The night of the election, I went to bed early. It had been a long two days at work and I was tired. I could see where things were headed, but I had hoped that I was wrong. At around 5:00 in the morning, I woke up. Sitting next to me on my nightstand was my phone. I knew that I could either try to go back to sleep, or I could check my phone and see the notifications from BBC and NPR and find out who officially won. Temptation got the better of me and I found out that Trump would become the next president. I spent the next two hours laying in bed wondering what this meant. I thought about what this meant for the economy. What a modern Great Depression would be like. What does this mean for my friends in the LGBT community? Or my friends who are minorities? What does this mean for all of us? For two hours these thoughts bounced around in my head as I waited for the alarm to go off and my day to begin.
While getting ready for work I wondered if the day would feel different. According to Facebook it was both the start of something great and the beginning of the end. We had found the president who was going to bring an end to the political establishment and who was going to bring an end to the United States of America. There was hatred from both sides. Trump supporters mocking those who are upset with the results. Hilary supporters hating everything about the new president and those who voted for him. The country, which has felt so incredibly divided, seemed to grow farther apart. And I wanted to join in. After the shock had worn off, I was mad. I wanted to complain. I wanted to join in on the fighting and the arguing. But I disconnected from from the world for a bit and went about my day.

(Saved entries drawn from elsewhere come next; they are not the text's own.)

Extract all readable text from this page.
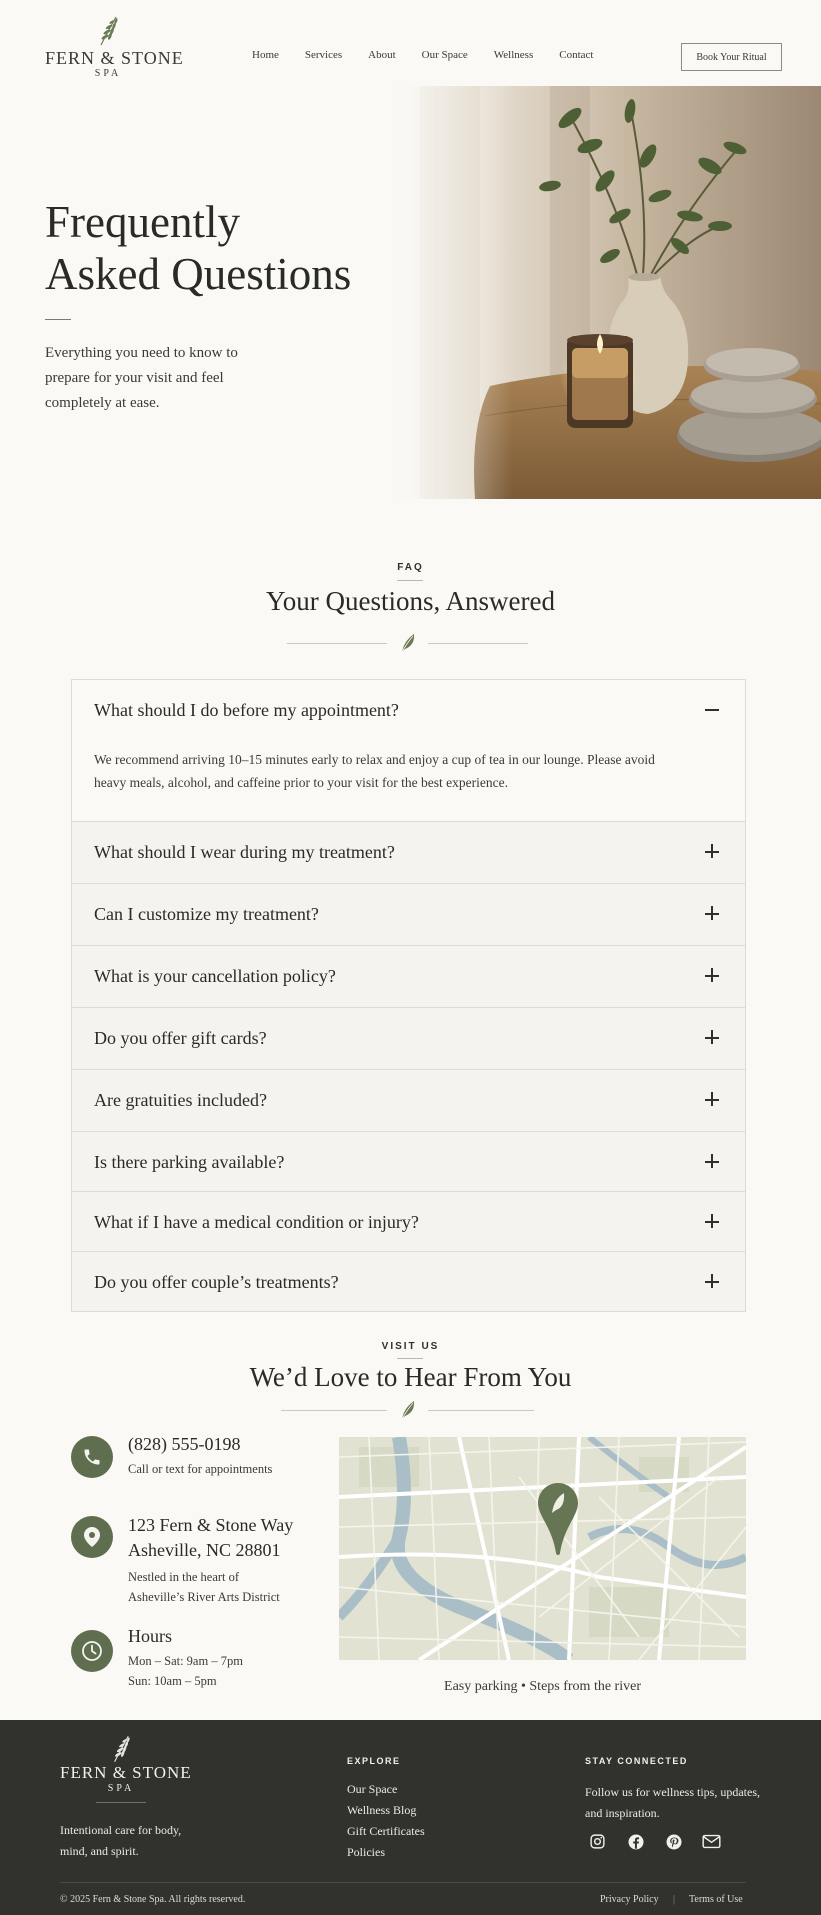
FERN & STONE
SPA
Home Services About Our Space Wellness Contact	Book Your Ritual
Frequently
Asked Questions

Everything you need to know to prepare for your visit and feel completely at ease.

FAQ
Your Questions, Answered
What should I do before my appointment?

We recommend arriving 10–15 minutes early to relax and enjoy a cup of tea in our lounge. Please avoid heavy meals, alcohol, and caffeine prior to your visit for the best experience.

What should I wear during my treatment?
Can I customize my treatment?
What is your cancellation policy?
Do you offer gift cards?
Are gratuities included?
Is there parking available?
What if I have a medical condition or injury?
Do you offer couple’s treatments?
VISIT US
We’d Love to Hear From You
(828) 555-0198
Call or text for appointments
123 Fern & Stone Way
Asheville, NC 28801
Nestled in the heart of
Asheville’s River Arts District
Hours
Mon – Sat: 9am – 7pm
Sun: 10am – 5pm	Easy parking • Steps from the river
FERN & STONE
SPA

Intentional care for body, mind, and spirit.

EXPLORE
Our Space
Wellness Blog
Gift Certificates
Policies
STAY CONNECTED

Follow us for wellness tips, updates, and inspiration.

© 2025 Fern & Stone Spa. All rights reserved.	Privacy Policy | Terms of Use
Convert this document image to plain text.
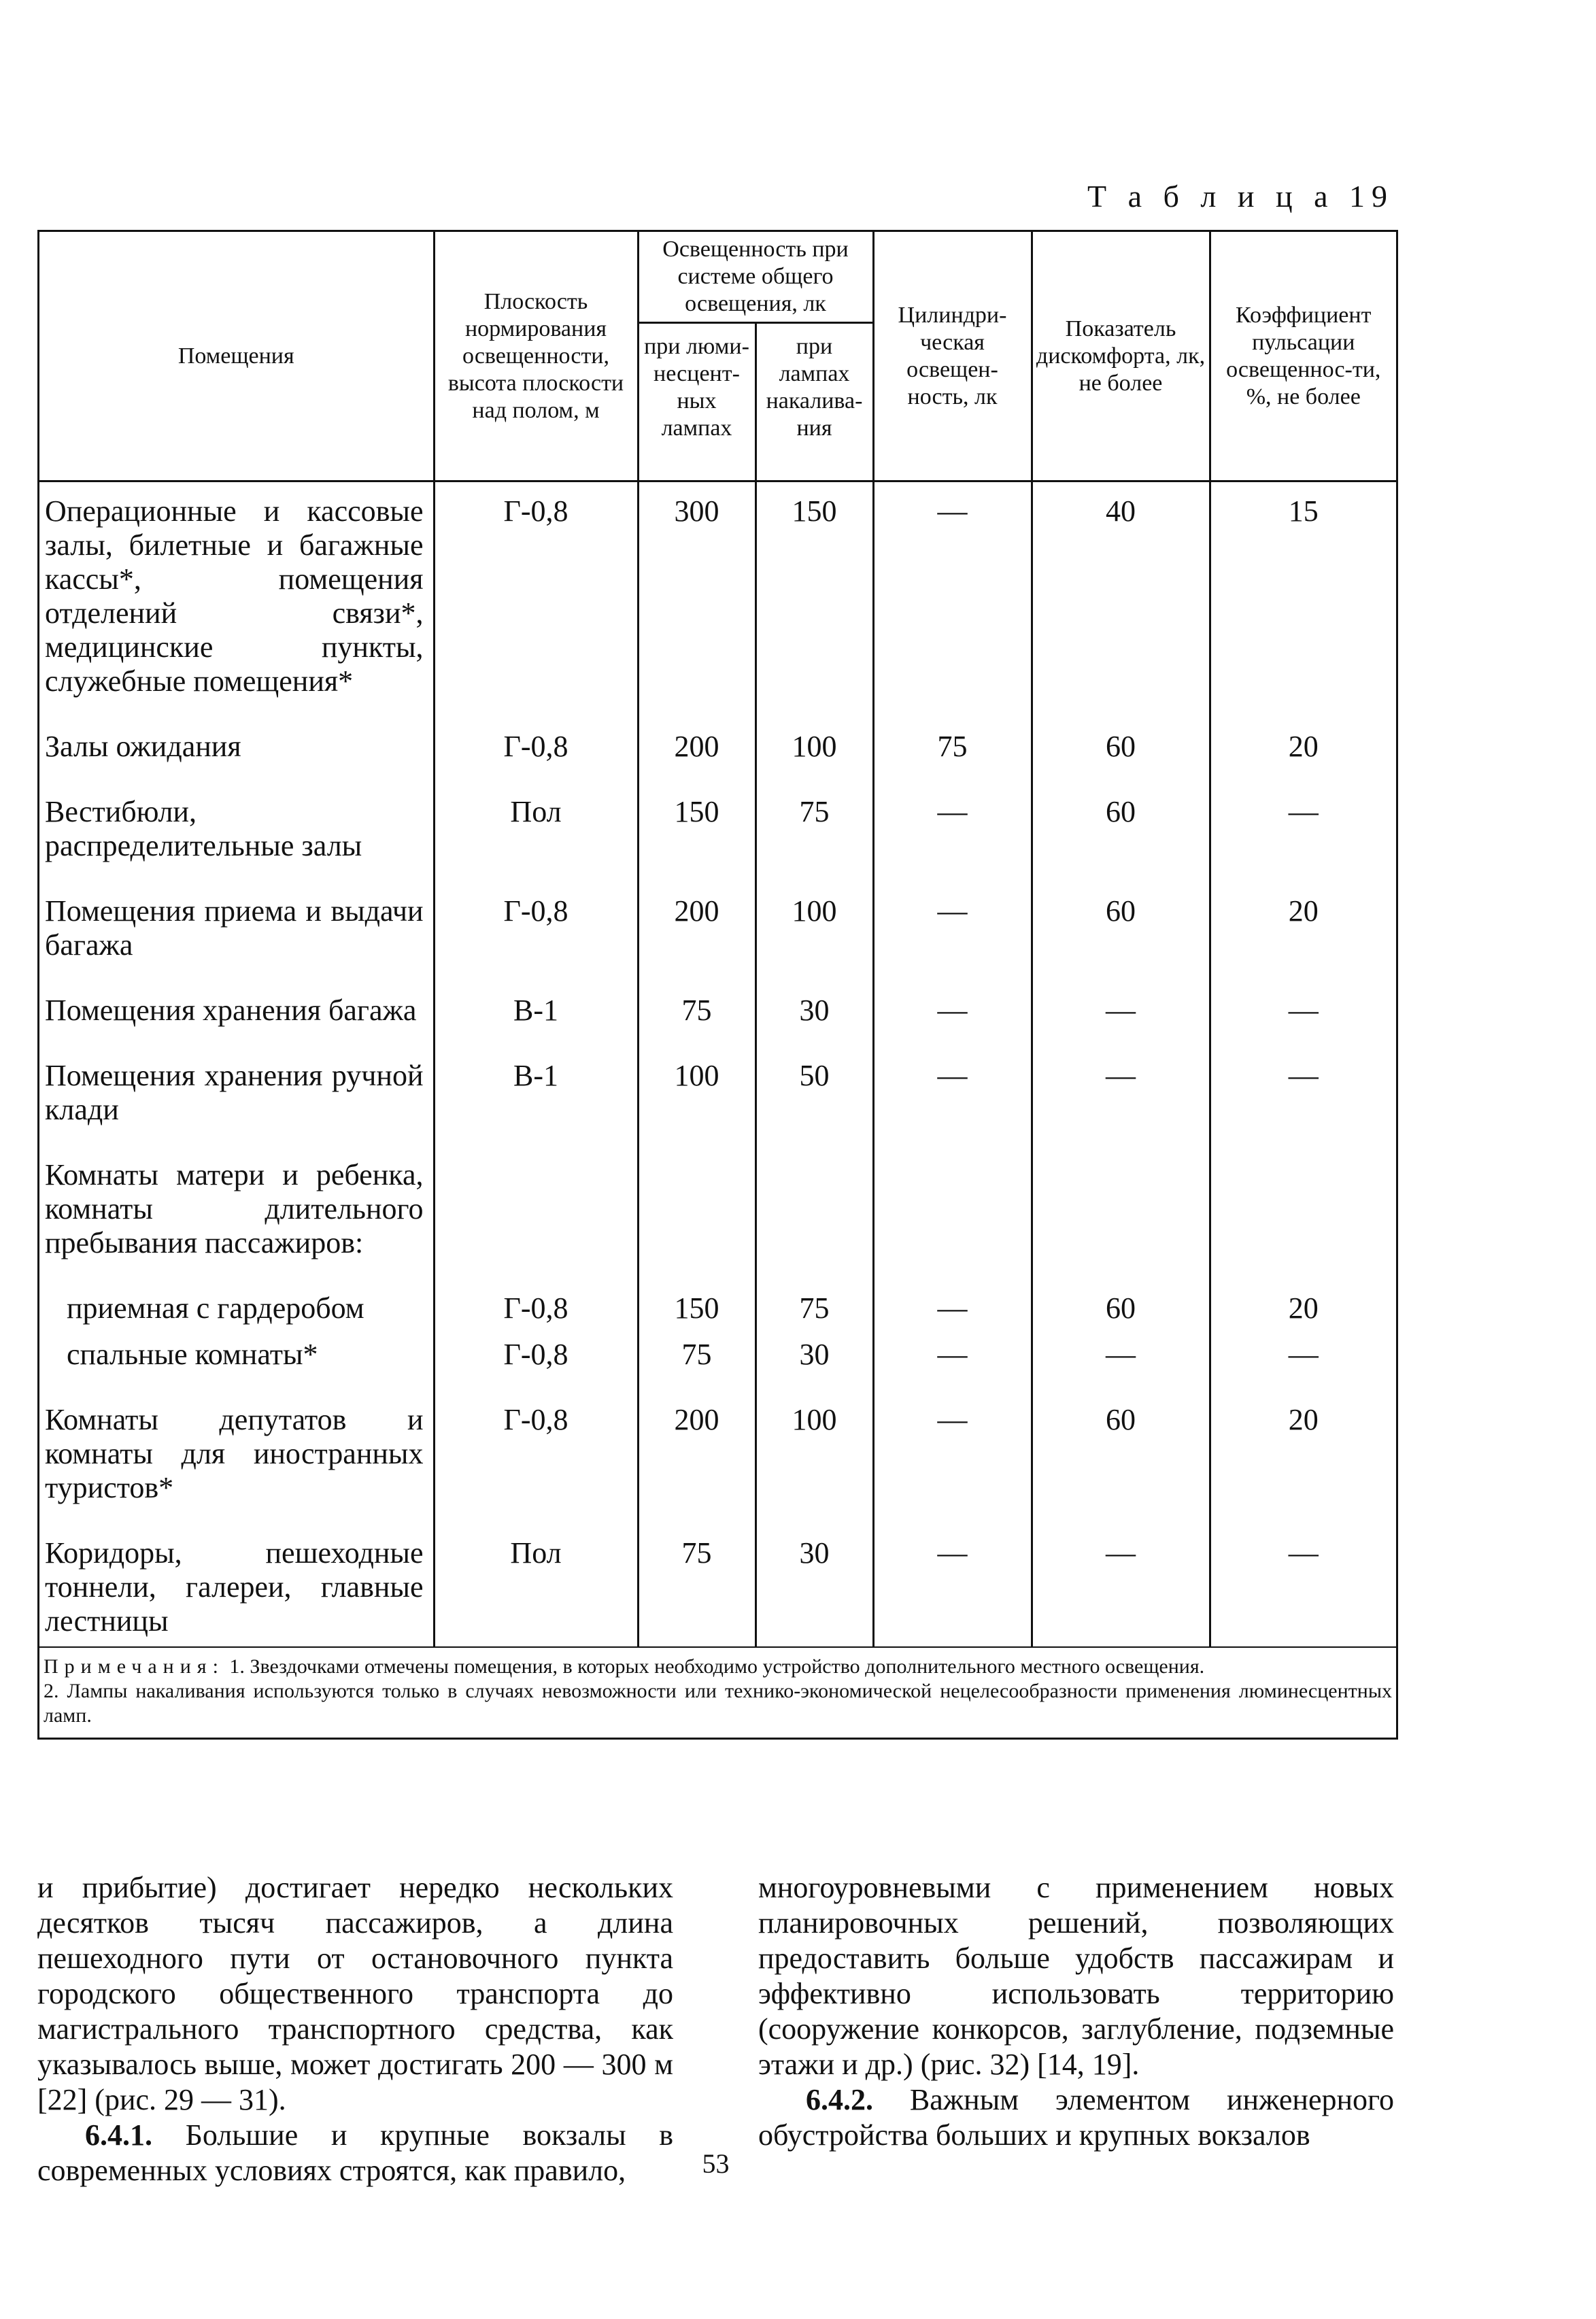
Т а б л и ц а 19
Помещения	Плоскость нормирования освещенности, высота плоскости над полом, м	Освещенность при системе общего освещения, лк		Цилиндри-ческая освещен-ность, лк	Показатель дискомфорта, лк, не более	Коэффициент пульсации освещеннос-ти, %, не более
		при люми-несцент-ных лампах	при лампах накалива-ния			
Операционные и кассовые залы, билетные и багажные кассы*, помещения отделений связи*, медицинские пункты, служебные помещения*	Г-0,8	300	150	—	40	15
Залы ожидания	Г-0,8	200	100	75	60	20
Вестибюли, распределительные залы	Пол	150	75	—	60	—
Помещения приема и выдачи багажа	Г-0,8	200	100	—	60	20
Помещения хранения багажа	В-1	75	30	—	—	—
Помещения хранения ручной клади	В-1	100	50	—	—	—
Комнаты матери и ребенка, комнаты длительного пребывания пассажиров:						
приемная с гардеробом	Г-0,8	150	75	—	60	20
спальные комнаты*	Г-0,8	75	30	—	—	—
Комнаты депутатов и комнаты для иностранных туристов*	Г-0,8	200	100	—	60	20
Коридоры, пешеходные тоннели, галереи, главные лестницы	Пол	75	30	—	—	—
Примечания: 1. Звездочками отмечены помещения, в которых необходимо устройство дополнительного местного освещения.
2. Лампы накаливания используются только в случаях невозможности или технико-экономической нецелесообразности применения люминесцентных ламп.

и прибытие) достигает нередко нескольких десятков тысяч пассажиров, а длина пешеходного пути от остановочного пункта городского общественного транспорта до магистрального транспортного средства, как указывалось выше, может достигать 200 — 300 м [22] (рис. 29 — 31).

6.4.1. Большие и крупные вокзалы в современных условиях строятся, как правило,

многоуровневыми с применением новых планировочных решений, позволяющих предоставить больше удобств пассажирам и эффективно использовать территорию (сооружение конкорсов, заглубление, подземные этажи и др.) (рис. 32) [14, 19].

6.4.2. Важным элементом инженерного обустройства больших и крупных вокзалов

53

While it would have been easy to give into all of the hatred, I just wanted to move on. This was the worst election ever. It brought out the worst in a lot of people. I don't blame anyone who is worried or fearful. I can't tell anyone else how or what to feel. I'm just going to do my best to remain optimistic. I have no idea what president Trump will be like. He may be the shittiest president ever. He may surprise us. But I won't let the results of this election dictate my life. I will move forward with hope because I know that tomorrow morning, the sun will come up and we all get a fresh start again. I have friends and family on both sides of this. If you support Trump, fine. Don't be an ass about it. Remember the fears you had when Obama was elected. If you're against Trump, fine. This doesn't have to be the end. No one knows what the next four years will bring. Let's find some common ground and move on from the past year and a half together.